Children with older fathers have a significantly increased risk of having autism, a study has concluded.
Having an older father has been linked to other conditions
The UK and US researchers examined data on 132,271 children and said those born to men over 40 were six times more at risk than those born to men under 30.
They said the study in Archives of General Psychiatry was further proof men also had "biological clocks".
One UK expert said the study could be important in understanding the genetic mechanisms underlying autism.
Autism and related conditions, known as autism spectrum disorders, have become increasingly common, affecting 50 in every 10,000 children as compared with five in 10,000 two decades ago.
Increased awareness and changes in the way the disorders are diagnosed are thought to play a major role in the increase, but the researchers say it may also be linked to other changing factors.
Older parental age has previously been linked to abnormalities in the brain development of children.
The researchers, from Mount Sinai School of Medicine, New York, and the Institute of Psychiatry at King's College London, looked at data on 132,271 children born in Israel during the 1980s.
All men, and three-quarters of women born in these years were assessed by the draft board at age 17, during which time any disorders were recorded.

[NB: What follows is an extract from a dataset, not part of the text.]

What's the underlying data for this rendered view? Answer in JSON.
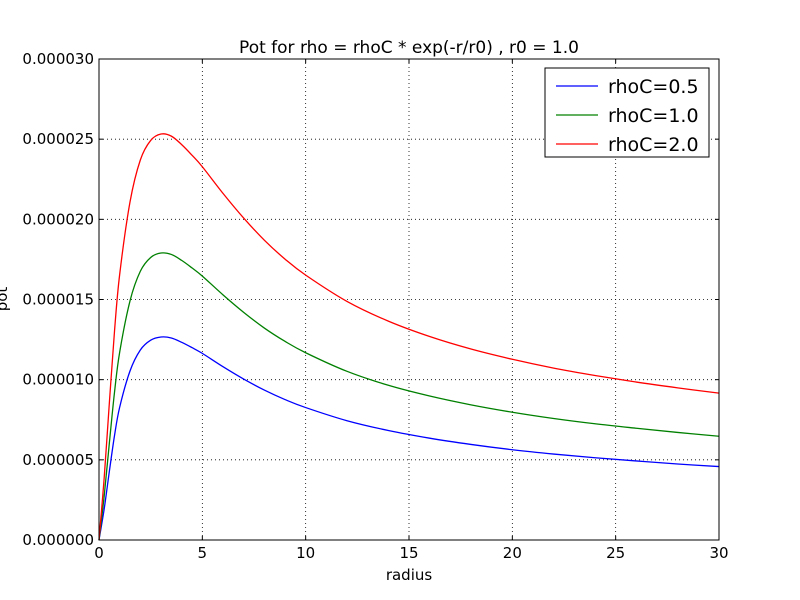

The board also took information on the ages of their father and mother, and took into account factors such as year of birth and socioeconomic status.
Among those whose fathers were between 15 and 29 when they were born, the rate of autism was six in every 10,000, rising to nine in every 10,000 when fathers were aged 30 to 39 (1.6 times higher).
In the group whose fathers were aged 40 to 49, the rate rose to 32 in 10,000 (5.75 times higher).
The rate appeared to be even higher when fathers were aged over 50, but the researchers said the sample size was very small.
The mother's age did not appear to influence the chances a child would have autism.
The researchers suggest there may be a genetic fault which is more common with age.
This might be spontaneous mutations in sperm-producing cells or alterations in genetic "imprinting," which affects gene expression.
The team, led by Dr Avi Reichenberg from the IoP, said: "It is important to keep in mind that age at paternity is influenced by the socio-cultural environment and varies across societies and over time.
"In a given population, a change in the socio-cultural environment could produce a change in paternal age at birth.
"In theory, it could thereby lead to a change in the incidence of genetic causes of autism."
He added: "Although further work is necessary to confirm this interpretation, we believe that our study provides the first convincing evidence that advanced paternal age is a risk factor for autism spectrum disorder."
Professor Simon Baron Cohen, of the Autism Research Centre in Cambridge, said: "The finding of a significant association with advancing paternal age is one that should be straightforward to test in other samples, to see if this result from a purely Israeli sample generalises to other populations.
"If confirmed, it could have important implications for the genetic mechanisms underlying autism."